We are satisfied the record supports Judge Smith's conclusion that the decision to forgo a diminished capacity argument was one of trial strategy, made after reasonable investigation, including consultation with various mental health professionals. The defense experts opined that defendant knew that hitting R.W. with a hatchet would cause her death and that he intended to cause her death when he struck the blows. Specifically, Dr. Weiss testified defendant had the capacity to form the requisite intent, while Dr. Dougherty opined defendant was capable of appreciating the fact he could kill the victim by hitting her in the head with a hatchet. Since defendant knew that striking the victim with a hatchet would kill her and he struck her with a hatchet intending to cause her death, any diminished capacity did not negate the requisite knowing or purposeful mental state mandated by New Jersey's first-degree murder statute. N.J.S.A. 2C:11-3(a)(1) & (2).
Further, under the Strickland test, trial counsel's decision not to pursue a diminished capacity defense is presumed valid. 466 U.S. at 689; 104 S.Ct. at 2065; 80 L.Ed. 2d at 694. Defendant must offer proof to overcome this presumption of validity and prove that counsel's conduct was unreasonable by a preponderance of the evidence. Id. at 694, 104 S.Ct. at 2068, 80 L.Ed. 2d at 698. Defendant has not offered any facts to show that under the circumstances, counsel's decision was not valid. Defendant has merely made the bare assertion that he would have been acquitted but for counsel's decision not to offer a diminished capacity defense during the guilt phase of his trial. Therefore, the first prong of the Strickland/Fritz test for ineffective assistance has not been met.

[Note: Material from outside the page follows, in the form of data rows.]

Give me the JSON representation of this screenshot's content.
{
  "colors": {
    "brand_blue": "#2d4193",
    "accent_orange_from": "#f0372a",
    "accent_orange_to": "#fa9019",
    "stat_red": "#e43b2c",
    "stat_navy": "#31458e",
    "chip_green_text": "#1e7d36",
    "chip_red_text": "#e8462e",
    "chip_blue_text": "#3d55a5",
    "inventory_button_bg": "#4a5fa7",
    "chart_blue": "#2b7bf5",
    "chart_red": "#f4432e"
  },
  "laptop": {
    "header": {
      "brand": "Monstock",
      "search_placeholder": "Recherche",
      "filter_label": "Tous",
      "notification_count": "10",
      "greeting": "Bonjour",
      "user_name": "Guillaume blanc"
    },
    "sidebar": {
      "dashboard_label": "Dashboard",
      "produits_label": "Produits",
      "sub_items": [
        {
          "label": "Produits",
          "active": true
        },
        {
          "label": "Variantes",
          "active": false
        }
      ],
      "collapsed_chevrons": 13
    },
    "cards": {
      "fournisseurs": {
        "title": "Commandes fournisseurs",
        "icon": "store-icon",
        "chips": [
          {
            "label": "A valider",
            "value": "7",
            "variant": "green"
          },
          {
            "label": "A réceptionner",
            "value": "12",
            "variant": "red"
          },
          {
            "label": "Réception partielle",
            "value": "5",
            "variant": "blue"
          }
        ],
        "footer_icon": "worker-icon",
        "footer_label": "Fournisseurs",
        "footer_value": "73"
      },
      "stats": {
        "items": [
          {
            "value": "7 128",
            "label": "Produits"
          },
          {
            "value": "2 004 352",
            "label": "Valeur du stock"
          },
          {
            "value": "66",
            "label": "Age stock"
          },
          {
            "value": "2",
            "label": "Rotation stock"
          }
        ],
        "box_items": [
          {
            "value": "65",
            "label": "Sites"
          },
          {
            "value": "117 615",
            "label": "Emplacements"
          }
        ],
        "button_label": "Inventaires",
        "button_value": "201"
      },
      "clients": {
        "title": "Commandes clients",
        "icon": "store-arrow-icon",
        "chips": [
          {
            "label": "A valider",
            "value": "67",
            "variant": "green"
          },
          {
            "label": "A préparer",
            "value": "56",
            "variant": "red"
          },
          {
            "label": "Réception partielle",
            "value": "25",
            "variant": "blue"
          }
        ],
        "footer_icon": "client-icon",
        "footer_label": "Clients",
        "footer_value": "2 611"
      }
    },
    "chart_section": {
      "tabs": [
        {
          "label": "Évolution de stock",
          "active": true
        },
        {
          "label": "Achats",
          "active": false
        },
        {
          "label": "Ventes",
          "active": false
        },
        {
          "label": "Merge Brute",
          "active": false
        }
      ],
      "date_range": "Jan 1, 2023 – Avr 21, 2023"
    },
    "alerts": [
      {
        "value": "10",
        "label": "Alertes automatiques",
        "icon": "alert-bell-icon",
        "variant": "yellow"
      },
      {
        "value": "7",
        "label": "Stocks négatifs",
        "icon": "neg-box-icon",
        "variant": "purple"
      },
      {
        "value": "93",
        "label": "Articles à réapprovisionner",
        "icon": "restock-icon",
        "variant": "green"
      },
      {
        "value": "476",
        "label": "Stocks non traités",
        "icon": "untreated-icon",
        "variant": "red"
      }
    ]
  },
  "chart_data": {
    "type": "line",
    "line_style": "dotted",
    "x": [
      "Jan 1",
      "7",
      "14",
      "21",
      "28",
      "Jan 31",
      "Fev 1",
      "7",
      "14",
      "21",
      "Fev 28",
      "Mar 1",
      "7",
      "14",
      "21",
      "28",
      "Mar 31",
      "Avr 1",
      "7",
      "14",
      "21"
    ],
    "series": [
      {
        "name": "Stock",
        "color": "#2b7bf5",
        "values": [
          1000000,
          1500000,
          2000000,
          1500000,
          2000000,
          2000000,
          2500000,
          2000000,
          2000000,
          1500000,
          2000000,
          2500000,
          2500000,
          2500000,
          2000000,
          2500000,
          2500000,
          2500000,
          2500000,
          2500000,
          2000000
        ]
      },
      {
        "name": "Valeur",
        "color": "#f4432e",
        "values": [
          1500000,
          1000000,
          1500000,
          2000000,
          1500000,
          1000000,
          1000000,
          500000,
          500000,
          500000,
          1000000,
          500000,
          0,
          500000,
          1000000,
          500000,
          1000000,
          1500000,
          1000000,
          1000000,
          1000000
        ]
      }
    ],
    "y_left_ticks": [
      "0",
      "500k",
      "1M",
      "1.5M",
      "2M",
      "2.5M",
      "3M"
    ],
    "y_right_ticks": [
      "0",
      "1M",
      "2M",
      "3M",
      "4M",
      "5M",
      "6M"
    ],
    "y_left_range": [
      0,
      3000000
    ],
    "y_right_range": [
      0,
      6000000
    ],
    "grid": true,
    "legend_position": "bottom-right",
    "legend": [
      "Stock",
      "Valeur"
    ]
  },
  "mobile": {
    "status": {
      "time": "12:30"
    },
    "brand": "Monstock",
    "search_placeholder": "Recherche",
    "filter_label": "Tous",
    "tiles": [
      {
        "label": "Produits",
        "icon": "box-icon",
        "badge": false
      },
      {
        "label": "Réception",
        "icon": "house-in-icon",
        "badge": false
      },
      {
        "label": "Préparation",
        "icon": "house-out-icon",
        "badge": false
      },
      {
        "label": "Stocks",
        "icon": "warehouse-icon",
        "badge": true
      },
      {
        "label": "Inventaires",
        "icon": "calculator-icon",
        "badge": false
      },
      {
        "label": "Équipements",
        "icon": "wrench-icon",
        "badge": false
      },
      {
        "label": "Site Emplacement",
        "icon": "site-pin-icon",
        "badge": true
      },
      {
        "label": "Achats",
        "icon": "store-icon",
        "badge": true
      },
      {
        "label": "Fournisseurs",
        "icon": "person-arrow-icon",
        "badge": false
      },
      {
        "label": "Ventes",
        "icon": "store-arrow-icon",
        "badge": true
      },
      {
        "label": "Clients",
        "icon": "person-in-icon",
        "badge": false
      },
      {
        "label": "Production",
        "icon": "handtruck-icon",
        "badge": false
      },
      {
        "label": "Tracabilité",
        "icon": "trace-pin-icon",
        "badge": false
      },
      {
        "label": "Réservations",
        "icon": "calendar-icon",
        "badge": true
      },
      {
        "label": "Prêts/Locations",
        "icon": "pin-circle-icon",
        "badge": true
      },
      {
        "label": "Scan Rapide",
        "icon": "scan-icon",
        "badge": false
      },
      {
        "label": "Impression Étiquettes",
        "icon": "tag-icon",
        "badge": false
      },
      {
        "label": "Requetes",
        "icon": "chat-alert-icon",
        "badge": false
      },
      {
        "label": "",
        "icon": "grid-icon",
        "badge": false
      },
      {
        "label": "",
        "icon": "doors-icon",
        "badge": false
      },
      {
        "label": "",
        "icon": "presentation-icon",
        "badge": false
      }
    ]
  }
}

Moreover, even if defendant could satisfy the first prong of the Strickland/Fritz test, the competent evidence before the jury overwhelmingly established defendant's knowing or purposeful conduct when he brutally murdered his girlfriend with a hatchet in her daughter's presence, and then proceeded to vaginally, orally, and anally rape the deceased victim's then fourteen-year-old daughter. Although it is undisputed that defendant was suffering from schizoaffective disorder at the time of the crime, he presented no evidence that the outcome would have been different but for his counsel's alleged unprofessional conduct. Preciose, supra, 129 N.J. at 463-64. Therefore, defendant has not met his burden under the Strickland/Fritz test and Judge Smith did not err when he determined that defendant received effective assistance of trial counsel.
This conclusion also applies to defendant's claim that he did not receive effective assistance of appellate counsel, who defendant claims equally failed to raise diminished capacity, insanity and voluntary intoxication defenses. Because the opinions of the defense experts did not support defendant's position relative to his mental state at the time the crimes were committed, appellate counsel's performance did not fall below the standard of legal representation owed to defendant under Strickland/Fritz.
Finally, given the absence of any expert opinion to support defendant's claim that insanity, diminished capacity and voluntary intoxication should have been advanced, we find no merit to his claim that the trial court should have conducted an evidentiary hearing on the issue of trial counsel's decision not to present these defenses based upon insanity, voluntary intoxication, and diminished capacity. See Id. at 463 (holding no evidentiary hearing is required where a defendant fails to establish a prima facie case of ineffective assistance of counsel).